Breton's Nadja (1928) [is composed of random] meditations, recollections, coincidences, and dreams [to make] a work that opens with the ancient query: "Who am I?" We are taken into a world of transparencies, an enchanted universe of glass where the visible and invisible melt: "I rest at night on a glass bed with glass sheets, where who I am will appear to me, sooner or later, graven in diamond." Into that world drifts a strange, visionary creature, Nadja, who is the wandering soul. Her agony is the agony of love and terror in a realm of perpetual contingencies. Subject becomes object; the author blends into his creature; the reader dreams and is the dream of anima mundi. Breton asks: What are the hidden laws of the universe, its occult powers, its correspondences? We move in "the kingdom of silence." Word and act seem to exchange a meaning none has previously understood. Beauty shudders as the self meets itself walking down the street. Yet the reader of Nadja finally feels constricted.

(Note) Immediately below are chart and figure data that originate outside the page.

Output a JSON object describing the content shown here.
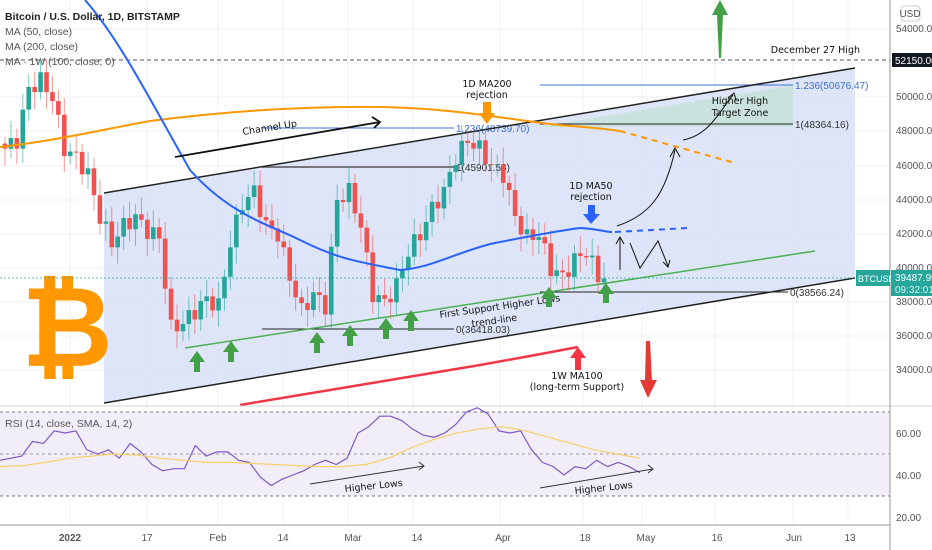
{
  "header": {
    "title": "Bitcoin / U.S. Dollar, 1D, BITSTAMP",
    "indicators": [
      "MA (50, close)",
      "MA (200, close)",
      "MA · 1W (100, close, 0)"
    ]
  },
  "price_axis": {
    "currency": "USD",
    "ticks": [
      "54000.00",
      "52000.00",
      "50000.00",
      "48000.00",
      "46000.00",
      "44000.00",
      "42000.00",
      "40000.00",
      "38000.00",
      "36000.00",
      "34000.00"
    ],
    "highlight_label": "52150.00",
    "current": {
      "symbol": "BTCUSD",
      "price": "39487.99",
      "countdown": "09:32:01"
    }
  },
  "rsi_axis": {
    "ticks": [
      "60.00",
      "40.00",
      "20.00"
    ]
  },
  "time_axis": {
    "ticks": [
      "2022",
      "17",
      "Feb",
      "14",
      "Mar",
      "14",
      "Apr",
      "18",
      "May",
      "16",
      "Jun",
      "13"
    ]
  },
  "rsi": {
    "label": "RSI (14, close, SMA, 14, 2)",
    "higher_lows_1": "Higher Lows",
    "higher_lows_2": "Higher Lows"
  },
  "annotations": {
    "dec27": "December 27 High",
    "channel_up": "Channel Up",
    "ma200_rej_1": "1D MA200",
    "ma200_rej_2": "rejection",
    "ma50_rej_1": "1D MA50",
    "ma50_rej_2": "rejection",
    "target_1": "Higher High",
    "target_2": "Target Zone",
    "support_1": "First Support Higher Lows",
    "support_2": "trend-line",
    "ma100_1": "1W MA100",
    "ma100_2": "(long-term Support)"
  },
  "fib_levels": {
    "f1236_upper": "1.236(50676.47)",
    "f1_upper": "1(48364.16)",
    "f1236_lower": "1.236(48739.70)",
    "f1_lower": "1(45901.58)",
    "f0_lower": "0(36418.03)",
    "f0_upper": "0(38566.24)"
  },
  "colors": {
    "up": "#26a69a",
    "down": "#ef5350",
    "ma50": "#2962ff",
    "ma200": "#ff9800",
    "ma100w": "#f23645",
    "channel": "#d6def7",
    "target": "#c8e0da",
    "support": "#4caf50",
    "rsi": "#7e57c2",
    "rsi_sma": "#f6d06a",
    "rsi_band": "#ede7f6",
    "arrow_green": "#43a047",
    "arrow_red": "#e53935",
    "btc": "#ff9800"
  },
  "chart_data": {
    "type": "candlestick",
    "title": "Bitcoin / U.S. Dollar, 1D, BITSTAMP",
    "xlabel": "",
    "ylabel": "USD",
    "ylim": [
      33000,
      55000
    ],
    "x_ticks": [
      "2022",
      "17",
      "Feb",
      "14",
      "Mar",
      "14",
      "Apr",
      "18",
      "May",
      "16",
      "Jun",
      "13"
    ],
    "y_ticks": [
      34000,
      36000,
      38000,
      40000,
      42000,
      44000,
      46000,
      48000,
      50000,
      52000,
      54000
    ],
    "series": [
      {
        "name": "BTCUSD close (approx, sampled)",
        "values": [
          47000,
          47500,
          50500,
          51000,
          50000,
          47000,
          46500,
          45500,
          43000,
          41500,
          42500,
          43000,
          42200,
          41800,
          36500,
          36800,
          37500,
          38200,
          37800,
          41500,
          43800,
          44500,
          42500,
          42000,
          39500,
          37500,
          38500,
          37800,
          44000,
          44500,
          42500,
          38500,
          38000,
          39000,
          41000,
          42000,
          43500,
          44500,
          46500,
          47500,
          47000,
          46000,
          45500,
          43000,
          41800,
          42000,
          40000,
          39500,
          40500,
          41000,
          39500,
          39487.99
        ]
      },
      {
        "name": "MA (50, close)",
        "values": [
          55000,
          50000,
          45000,
          43000,
          41500,
          40000,
          39700,
          41500,
          42100,
          42000
        ]
      },
      {
        "name": "MA (200, close)",
        "values": [
          48200,
          48800,
          49200,
          49200,
          48800,
          48300,
          47800,
          47000
        ]
      },
      {
        "name": "MA 1W (100)",
        "values": [
          32800,
          33500,
          34500,
          35400
        ]
      }
    ],
    "levels": {
      "dec_27_high": 52150,
      "fib_1236_upper": 50676.47,
      "fib_1_upper": 48364.16,
      "fib_1236_lower": 48739.7,
      "fib_1_lower": 45901.58,
      "fib_0_lower": 36418.03,
      "fib_0_upper": 38566.24,
      "current": 39487.99
    },
    "rsi": {
      "label": "RSI (14, close, SMA, 14, 2)",
      "ylim": [
        15,
        80
      ],
      "bands": [
        30,
        50,
        70
      ],
      "values": [
        47,
        48,
        49,
        56,
        55,
        61,
        60,
        61,
        52,
        50,
        52,
        48,
        55,
        51,
        45,
        42,
        43,
        43,
        54,
        49,
        51,
        51,
        47,
        46,
        39,
        35,
        38,
        40,
        42,
        45,
        47,
        45,
        48,
        60,
        63,
        68,
        68,
        66,
        62,
        59,
        58,
        60,
        64,
        70,
        72,
        69,
        61,
        60,
        61,
        52,
        46,
        44,
        40,
        44,
        43,
        47,
        44,
        46,
        44,
        41
      ],
      "sma_values": [
        44,
        44.5,
        46,
        48,
        49,
        50,
        49.5,
        48,
        47,
        46,
        46,
        45.5,
        45,
        44.5,
        44,
        44,
        45,
        48,
        53,
        57,
        60,
        62,
        63,
        61,
        58,
        55,
        52,
        50,
        48
      ]
    }
  }
}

He emerges from a claustral realm, over-determined by unknown forces, in which psychotics obey dark compulsions. In denying the norms of "Literature" and the limits of existence, Breton ends by enforcing the strict rules of the invisible.
Ihab Hassan, in his The Dismemberment of Orpheus (© 1971 by Ihab Hassan; reprinted by permission of Oxford University Press, Inc.), Oxford University Press, 1971, pp. 69-78.
Most of Breton's best poems, and those of the other Surrealists, show the "Free Union" he extols between the poet and the woman, between the poem and the universe it mirrors, between the poet's perception and his representation. And this union is the possible union of all his work, of the hermetic and the clear: "to make the windows fly open." (pp. 89-90)
If there is one quality which sets Breton apart from his contemporaries and his predecessors, it is [an] intense energy which comes through all his writing and seems to have pervaded his life as well. His desperate optimism, his striking refusal of the ordinary ways of thinking he found limited for the search of the fil conducteur to link all the limitless fields he has opened, his personality (usually described as "magnetic"), all these are uncompromising, dramatic, and, at their best, contagious. Breton, and Surrealism as he conceived it and guided it, stand out as unique examples of total involvement and complete passion, a fact which is probably responsible for the adverse judgments passed on Breton, on the Surrealists, and on Surrealism as a movement. Passion may look ridiculous to the dispassionate, and complete involvement childish to the uninvolved. (p. 118)
Mary Ann Caws, André Breton, Twayne, 1971.
There was a kind of driving discipline in [André] Breton which was at odds with his aspiration to total freedom. He was also a fundamentally serious man, and so was soon disenchanted with the frivolity of Dada and the unprincipled opportunism of Tristan Tzara. He did not see surrealism as an esthetic. For Breton art was never an end in itself. His intention was "to put poetry at the service of the great work of the rehabilitation of man in the modern world."… Hence he ceased to revere writers he had formerly admired—Apollinaire, Gide, Valéry—because they limited their efforts to the esthetic.
Donald Schier, in Carleton Miscellany, Fall/Winter, 1971–72, p. 134.